WASHINGTON — An American citizen was arrested by British authorities Tuesday, accused of aiding an al-Qaida plot to stage spectacular attacks in London.
London police made the arrest as the American man was preparing to board a flight to Pakistan.
Court documents say he's Syed Hashmi, age 26, and accuse him of providing cash and military equipment for al-Qaida terrorists. U.S. officials say the military gear was intended to support al-Qaida's jihad activities overseas, especially in Afghanistan, where it could be used against U.S. soldiers.
The former head of counterterrorism for New York says Hashmi's arrest shows how persistent terrorism investigators are.
"Hashmi was a jihadi. He was interested in fighting jihad in Pakistan," says Michael Sheehan, a terrorism expert and NBC News analyst. "He had connections to serious terrorists in the U.K. He was an American citizen, a very troublesome character, and we're glad that he's been picked up."
Sheehan says many of these people are kept under surveillance for years, and the authorities move in whenever they believe they have learned enough to finally shut them down.
Law enforcement sources tell NBC News Hashmi is also suspected of playing a role in a plot to attack half a dozen targets in London, including prominent buildings in the city's financial center.
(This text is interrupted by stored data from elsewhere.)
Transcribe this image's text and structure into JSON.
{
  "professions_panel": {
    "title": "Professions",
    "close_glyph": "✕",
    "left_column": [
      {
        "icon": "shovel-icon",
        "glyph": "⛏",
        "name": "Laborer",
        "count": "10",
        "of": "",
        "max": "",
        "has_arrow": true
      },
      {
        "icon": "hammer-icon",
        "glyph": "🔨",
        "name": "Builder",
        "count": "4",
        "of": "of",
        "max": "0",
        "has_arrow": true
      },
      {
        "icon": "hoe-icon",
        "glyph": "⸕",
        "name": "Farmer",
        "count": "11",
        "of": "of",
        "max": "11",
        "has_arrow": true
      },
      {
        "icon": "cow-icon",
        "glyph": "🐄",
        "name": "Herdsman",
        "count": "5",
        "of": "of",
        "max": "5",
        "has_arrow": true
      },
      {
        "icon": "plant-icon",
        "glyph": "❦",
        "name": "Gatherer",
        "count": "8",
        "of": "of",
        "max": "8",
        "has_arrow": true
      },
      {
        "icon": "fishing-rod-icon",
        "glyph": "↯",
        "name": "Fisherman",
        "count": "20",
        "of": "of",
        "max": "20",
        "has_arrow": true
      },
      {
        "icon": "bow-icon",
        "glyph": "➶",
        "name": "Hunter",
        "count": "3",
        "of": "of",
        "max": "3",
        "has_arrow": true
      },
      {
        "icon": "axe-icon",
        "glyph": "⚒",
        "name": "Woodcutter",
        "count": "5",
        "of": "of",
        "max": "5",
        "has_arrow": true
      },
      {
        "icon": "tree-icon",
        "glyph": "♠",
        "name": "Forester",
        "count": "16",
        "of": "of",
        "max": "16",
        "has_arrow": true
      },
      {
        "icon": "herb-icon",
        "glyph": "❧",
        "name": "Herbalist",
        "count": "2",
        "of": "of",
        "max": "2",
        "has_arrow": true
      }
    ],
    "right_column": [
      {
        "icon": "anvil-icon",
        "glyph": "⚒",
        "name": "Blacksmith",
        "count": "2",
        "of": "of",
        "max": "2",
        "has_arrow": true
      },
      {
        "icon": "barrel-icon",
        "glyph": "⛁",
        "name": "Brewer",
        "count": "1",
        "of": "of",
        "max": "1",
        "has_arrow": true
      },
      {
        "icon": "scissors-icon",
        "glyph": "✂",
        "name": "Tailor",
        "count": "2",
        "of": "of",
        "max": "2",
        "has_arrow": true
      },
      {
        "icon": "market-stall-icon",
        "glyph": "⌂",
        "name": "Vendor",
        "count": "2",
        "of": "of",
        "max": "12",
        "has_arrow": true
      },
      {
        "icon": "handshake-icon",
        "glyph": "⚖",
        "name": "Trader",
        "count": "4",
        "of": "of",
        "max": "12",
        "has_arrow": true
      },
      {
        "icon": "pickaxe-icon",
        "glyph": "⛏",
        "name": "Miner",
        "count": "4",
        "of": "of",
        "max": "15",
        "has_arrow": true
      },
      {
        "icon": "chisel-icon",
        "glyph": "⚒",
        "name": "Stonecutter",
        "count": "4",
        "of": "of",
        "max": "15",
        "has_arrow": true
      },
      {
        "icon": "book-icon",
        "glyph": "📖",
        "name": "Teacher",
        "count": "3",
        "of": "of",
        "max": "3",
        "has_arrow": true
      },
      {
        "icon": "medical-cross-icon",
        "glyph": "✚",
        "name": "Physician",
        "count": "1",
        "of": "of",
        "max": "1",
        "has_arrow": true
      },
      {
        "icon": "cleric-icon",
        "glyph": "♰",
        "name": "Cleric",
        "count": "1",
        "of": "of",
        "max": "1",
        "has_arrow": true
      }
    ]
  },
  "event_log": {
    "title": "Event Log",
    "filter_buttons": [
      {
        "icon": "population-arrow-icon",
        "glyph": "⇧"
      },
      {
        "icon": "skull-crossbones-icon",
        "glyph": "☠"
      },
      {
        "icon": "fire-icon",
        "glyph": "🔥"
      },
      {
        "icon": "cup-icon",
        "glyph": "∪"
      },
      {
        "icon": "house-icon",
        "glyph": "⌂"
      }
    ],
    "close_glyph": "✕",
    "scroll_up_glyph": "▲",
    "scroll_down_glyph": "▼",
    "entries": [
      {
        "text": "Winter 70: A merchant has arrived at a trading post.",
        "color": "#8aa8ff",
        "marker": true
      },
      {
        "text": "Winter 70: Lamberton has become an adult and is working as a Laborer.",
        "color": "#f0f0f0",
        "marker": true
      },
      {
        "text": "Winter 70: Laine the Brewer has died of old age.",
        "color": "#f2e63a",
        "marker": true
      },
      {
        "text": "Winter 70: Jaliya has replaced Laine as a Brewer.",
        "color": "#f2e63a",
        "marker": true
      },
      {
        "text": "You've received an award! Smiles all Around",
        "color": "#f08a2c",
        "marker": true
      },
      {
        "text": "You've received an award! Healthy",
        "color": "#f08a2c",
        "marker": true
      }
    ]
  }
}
That plan was broken up two years ago, when British police made arrests and discovered half a ton of fertilizer that could be used to make bombs.
Investigators say Hashmi graduated from Brooklyn College in 2003 and left the U.S. for Pakistan shortly after that.
The court documents say since January of 2004, he's been providing supplies to a contact who, in turn, took them to al-Qaida associates in South Waziristan, Pakistan, a remote area where top al-Qaida figures have long been thought to be hiding out.
Investigators say Hashmi introduced an American named Mohammad Babar to the London plotters. Babar, arrested two years ago, has admitted taking part in similar activities in Pakistan to aid al-Qaida.
Authorities stress that while they believe Hashmi was deeply involved in helping al-Qaida overseas, there's no indication that he was helping to plot any attacks here in the U.S.